Femtosecond optical frequency comb (FOFC) has been widely used in time-frequency technique and precision spectral measurement. The derivative technique for absolute distance measurement by FOFC, which has features of high-speed, large-scale and high-precision, has become a worldwide research hotspot and is promising to be directly applied in some precision ranging missions, such as large equipment manufacturing, satellites formation flying, laser radar and space gravitation measurement, etc. An innovative method for large-scale and high-precision absolute distance measurement based on multi-heterodyne of dual FOFCs, is proposed in this paper.

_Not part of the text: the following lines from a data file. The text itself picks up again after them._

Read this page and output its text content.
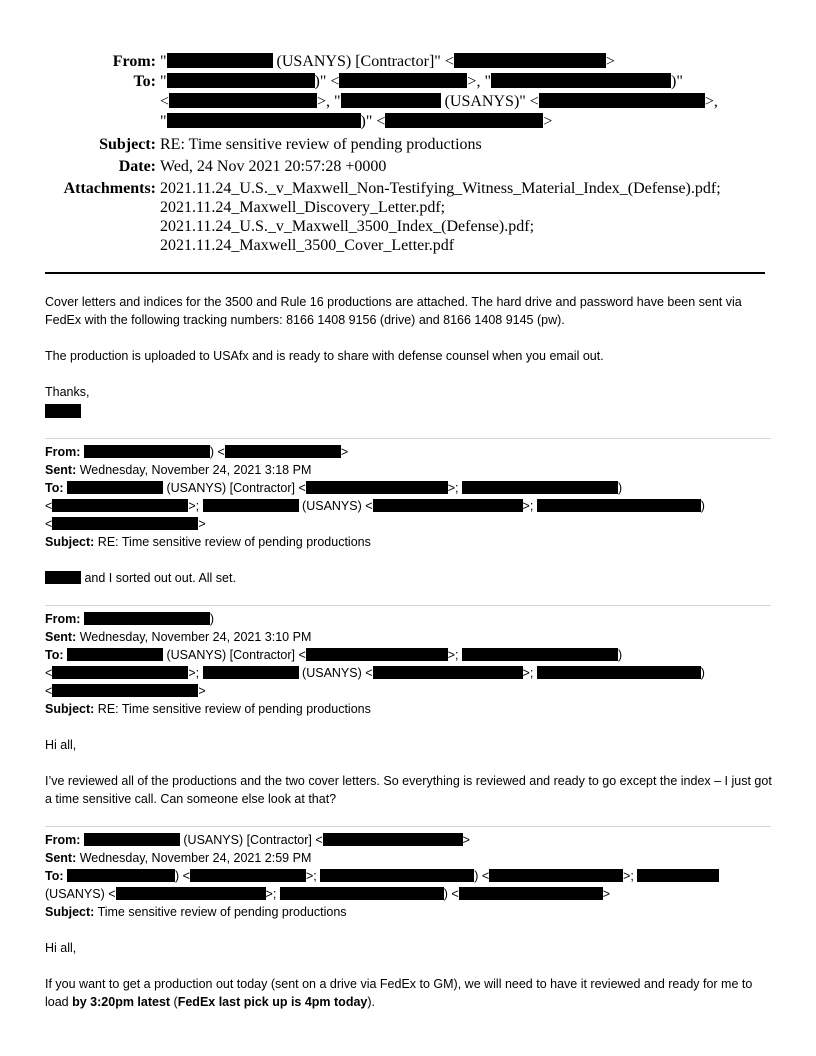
From: "	(USANYS) [Contractor]" <	>
To: "	)" <	>, "	)"
<	>, "	(USANYS)" <	>,
"	)" <	>
Subject: RE: Time sensitive review of pending productions
Date: Wed, 24 Nov 2021 20:57:28 +0000
Attachments: 2021.11.24_U.S._v_Maxwell_Non-Testifying_Witness_Material_Index_(Defense).pdf;
2021.11.24_Maxwell_Discovery_Letter.pdf;
2021.11.24_U.S._v_Maxwell_3500_Index_(Defense).pdf;
2021.11.24_Maxwell_3500_Cover_Letter.pdf
Cover letters and indices for the 3500 and Rule 16 productions are attached. The hard drive and password have been sent via FedEx with the following tracking numbers: 8166 1408 9156 (drive) and 8166 1408 9145 (pw).
The production is uploaded to USAfx and is ready to share with defense counsel when you email out.
Thanks,
From:	) <	>
Sent: Wednesday, November 24, 2021 3:18 PM
To:	(USANYS) [Contractor] <	>;	)
<	>;	(USANYS) <	>;	)
<	>
Subject: RE: Time sensitive review of pending productions
and I sorted out out. All set.
From:	)
Sent: Wednesday, November 24, 2021 3:10 PM
To:	(USANYS) [Contractor] <	>;	)
<	>;	(USANYS) <	>;	)
<	>
Subject: RE: Time sensitive review of pending productions
Hi all,
I’ve reviewed all of the productions and the two cover letters. So everything is reviewed and ready to go except the index – I just got a time sensitive call. Can someone else look at that?
From:	(USANYS) [Contractor] <	>
Sent: Wednesday, November 24, 2021 2:59 PM
To:	) <	>;	) <	>;
(USANYS) <	>;	) <	>
Subject: Time sensitive review of pending productions
Hi all,
If you want to get a production out today (sent on a drive via FedEx to GM), we will need to have it reviewed and ready for me to load by 3:20pm latest (FedEx last pick up is 4pm today).
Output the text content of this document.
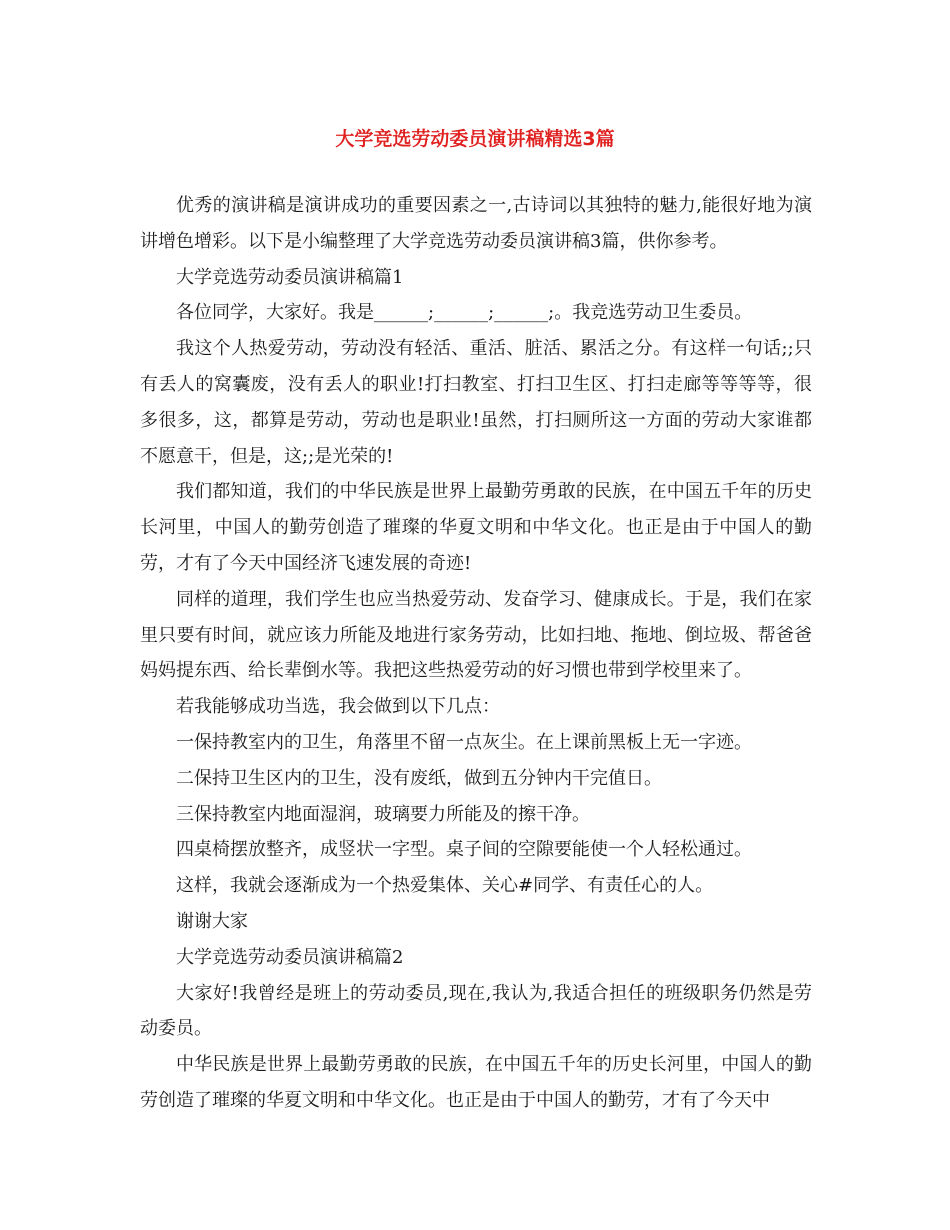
大学竞选劳动委员演讲稿精选3篇

优秀的演讲稿是演讲成功的重要因素之一,古诗词以其独特的魅力,能很好地为演讲增色增彩。以下是小编整理了大学竞选劳动委员演讲稿3篇，供你参考。

大学竞选劳动委员演讲稿篇1

各位同学，大家好。我是______;______;______;。我竞选劳动卫生委员。

我这个人热爱劳动，劳动没有轻活、重活、脏活、累活之分。有这样一句话;;只有丢人的窝囊废，没有丢人的职业!打扫教室、打扫卫生区、打扫走廊等等等等，很多很多，这，都算是劳动，劳动也是职业!虽然，打扫厕所这一方面的劳动大家谁都不愿意干，但是，这;;是光荣的!

我们都知道，我们的中华民族是世界上最勤劳勇敢的民族，在中国五千年的历史长河里，中国人的勤劳创造了璀璨的华夏文明和中华文化。也正是由于中国人的勤劳，才有了今天中国经济飞速发展的奇迹!

同样的道理，我们学生也应当热爱劳动、发奋学习、健康成长。于是，我们在家里只要有时间，就应该力所能及地进行家务劳动，比如扫地、拖地、倒垃圾、帮爸爸妈妈提东西、给长辈倒水等。我把这些热爱劳动的好习惯也带到学校里来了。

若我能够成功当选，我会做到以下几点：

一保持教室内的卫生，角落里不留一点灰尘。在上课前黑板上无一字迹。

二保持卫生区内的卫生，没有废纸，做到五分钟内干完值日。

三保持教室内地面湿润，玻璃要力所能及的擦干净。

四桌椅摆放整齐，成竖状一字型。桌子间的空隙要能使一个人轻松通过。

这样，我就会逐渐成为一个热爱集体、关心#同学、有责任心的人。

谢谢大家

大学竞选劳动委员演讲稿篇2

大家好!我曾经是班上的劳动委员,现在,我认为,我适合担任的班级职务仍然是劳动委员。

中华民族是世界上最勤劳勇敢的民族，在中国五千年的历史长河里，中国人的勤劳创造了璀璨的华夏文明和中华文化。也正是由于中国人的勤劳，才有了今天中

This method combines the multi-heterodyne cross-correlation distance measurement of dual optical combs with the beat-frequency distance measurement based on repetition frequency of the comb, so that it achieves large-scale and high-precision absolute distance measurement without relying on the earlier judgment with time-of-flight measurement, scanning the repetition frequency or scanning the reference beam path. Based on the basic theory of FOFC and the ranging scheme, the theoretical model for large scale distance measurement chain based on dual FOFCs has been constructed; influence of the multi-heterodyne lowest spectral lines and the repetition frequency stability on the measurement results has been discussed, and lots of simulation calculations have been done. Simulation results show that the method has achieved measurement errors better than ± 50 pm on the premise of not considering the phase demodulation accuracy, and the impact caused by the deviation of the lowest multi-heterodyne spectrum is figured out to be far below the ranging resolution of the multi-heterodyne measurement, which has verified that the proposed method may be used to realize large-scale and high-precision absolute distance measurement.